Erstellt am 11. April 2017, 05:03

von Karl Braun

Hilfslieferung aus Gföhl in den Irak. Der Gföhler Georg Jachan lieferte Ende März Lebensmittel, Babynahrung und Trinkwasser ins irakische Kriegsgebiet. Eine weitere Hilfsaktion wird vorbereitet.

Georg Jachan bei der Versorgung jesidischer Kinder mit Obst, Keksen und vor allem Trinkwasser.  |  NOEN, privat

Mit Wasser, Babynahrung und Lebensmitteln hat Georg Jachan aus Gföhl Ende März eine Woche lang Flüchtlingskinder im Irak versorgt.

„Eigentlich wollte ich das gemeinsam mit Gerhard Tuschla, einem ehemaligen Kriegsberichterstatter und Obmann des Vereins SOS-Flotte der Menschlichkeit, machen“, so Jachan. Tuschla konnte aufgrund einer Thrombose aber zum vereinbarten Termin nicht fliegen, weshalb eine Absage des gemeinsamen Einsatzes erwogen wurde. Aufgrund der aufwändigen Vorbereitungen und der bestehenden Notlage beschloss Jachan dann, das Projekt im Alleingang durchzuführen.

Ins Kriegsgebiet von Mosul

Von Erbil, Kurdistan, startete er die Hilfslieferungen gemeinsam mit LKW samt Fahrer und ortskundigem Guide in das Kriegsgebiet von Mosul. „Durch großteils vermintes Gelände und IS-Territorium, bis wenige Kilometer vor die Front.“ Die Passage letzter Checkpoints war nur mit Sondergenehmigung möglich. „Der zuständige Peschmergaoffizier war schlichtweg von der Hilfsbereitschaft eines ,Nicht-Moslems‘ aus dem fernen Österreich beeindruckt und gewährte eine unbürokratische Weiterfahrt bis zehn Kilometer vor die Front“, berichtet Jachan.

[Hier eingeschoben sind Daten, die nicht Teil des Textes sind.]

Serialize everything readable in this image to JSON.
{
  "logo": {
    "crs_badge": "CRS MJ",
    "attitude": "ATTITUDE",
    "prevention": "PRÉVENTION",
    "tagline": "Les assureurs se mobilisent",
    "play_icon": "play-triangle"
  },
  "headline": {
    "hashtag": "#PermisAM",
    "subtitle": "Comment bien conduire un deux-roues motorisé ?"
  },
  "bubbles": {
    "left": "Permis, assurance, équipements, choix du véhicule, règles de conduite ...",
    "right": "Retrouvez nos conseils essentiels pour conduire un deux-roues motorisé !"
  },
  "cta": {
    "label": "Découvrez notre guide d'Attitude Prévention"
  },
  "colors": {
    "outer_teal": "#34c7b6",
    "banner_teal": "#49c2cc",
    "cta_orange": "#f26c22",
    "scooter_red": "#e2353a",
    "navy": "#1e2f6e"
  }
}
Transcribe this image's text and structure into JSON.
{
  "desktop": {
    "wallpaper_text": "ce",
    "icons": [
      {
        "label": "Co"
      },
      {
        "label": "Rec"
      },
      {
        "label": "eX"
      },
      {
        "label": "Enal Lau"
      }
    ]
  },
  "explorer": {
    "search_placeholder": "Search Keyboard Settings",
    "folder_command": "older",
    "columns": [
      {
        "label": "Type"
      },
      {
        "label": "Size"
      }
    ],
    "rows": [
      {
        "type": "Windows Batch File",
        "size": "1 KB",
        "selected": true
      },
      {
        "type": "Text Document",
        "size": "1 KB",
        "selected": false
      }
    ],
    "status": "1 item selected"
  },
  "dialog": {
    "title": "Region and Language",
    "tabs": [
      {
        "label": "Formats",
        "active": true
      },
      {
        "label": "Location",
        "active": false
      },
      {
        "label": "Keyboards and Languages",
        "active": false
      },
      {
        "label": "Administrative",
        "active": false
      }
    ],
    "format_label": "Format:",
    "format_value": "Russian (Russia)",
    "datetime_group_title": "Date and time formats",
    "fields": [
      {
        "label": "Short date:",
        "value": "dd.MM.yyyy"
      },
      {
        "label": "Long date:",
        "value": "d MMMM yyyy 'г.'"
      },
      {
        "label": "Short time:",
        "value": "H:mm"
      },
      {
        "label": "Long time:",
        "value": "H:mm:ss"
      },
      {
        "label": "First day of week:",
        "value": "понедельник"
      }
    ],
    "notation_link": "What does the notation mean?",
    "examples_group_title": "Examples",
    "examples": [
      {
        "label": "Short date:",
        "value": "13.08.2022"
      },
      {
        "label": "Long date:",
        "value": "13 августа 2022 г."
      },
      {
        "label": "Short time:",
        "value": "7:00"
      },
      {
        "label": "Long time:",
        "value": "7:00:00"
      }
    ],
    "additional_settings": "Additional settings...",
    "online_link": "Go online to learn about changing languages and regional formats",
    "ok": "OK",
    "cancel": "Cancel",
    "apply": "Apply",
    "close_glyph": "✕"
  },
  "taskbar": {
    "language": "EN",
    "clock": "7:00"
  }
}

Im Raum Dohug wurden Jesidencamps mit Reis, Hülsenfrüchten, Wasser und Obst und vor allem Babynahrung versorgt. „Primär handelt es sich hierbei um Frauen und Kinder; die zugehörigen Männer wurden vom IS grausam ermordet, und viele der Frauen, sogar achtjährige Mädchen, wurden monatelang vergewaltigt und versklavt, ehe ihnen die Flucht gelang“, zeigt sich Jachan von den Erzählungen und Erfahrungen vor Ort erschüttert.

Essen aus Müllcontainern

Bevor sie vom Militär in staatliche Camps gebracht wurden, konnten auch Familien aus Westmosul mit Wasser und Carepaketen versorgt werden. „Diese Menschen haben bis zu diesem Zeitpunkt nur überlebt, weil sie sich zum Teil tagelang von Essensresten aus den letzten Müllcontainern in Mosul ernährten.“

Auch in einem völlig überfüllten staatlichen Camp konnte das Notfallsteam mit rund 200 Carepaketen, 5.000 Flaschen Trinkwasser und Babynahrung lebenswichtige Hilfe leisten. „In Summe konnten 10.000 bis 15.000 Menschen mit dem Notwendigsten versorgt werden“, so Jachan, der die Flüchtlinge immer wieder auch über ihre Zukunft nach Kriegsende befragte und dabei durchwegs die gleich lautende Antwort erhielt: Man wolle so schnell wie möglich zurück und neu beginnen; eine Flucht nach Europa komme nicht in Frage.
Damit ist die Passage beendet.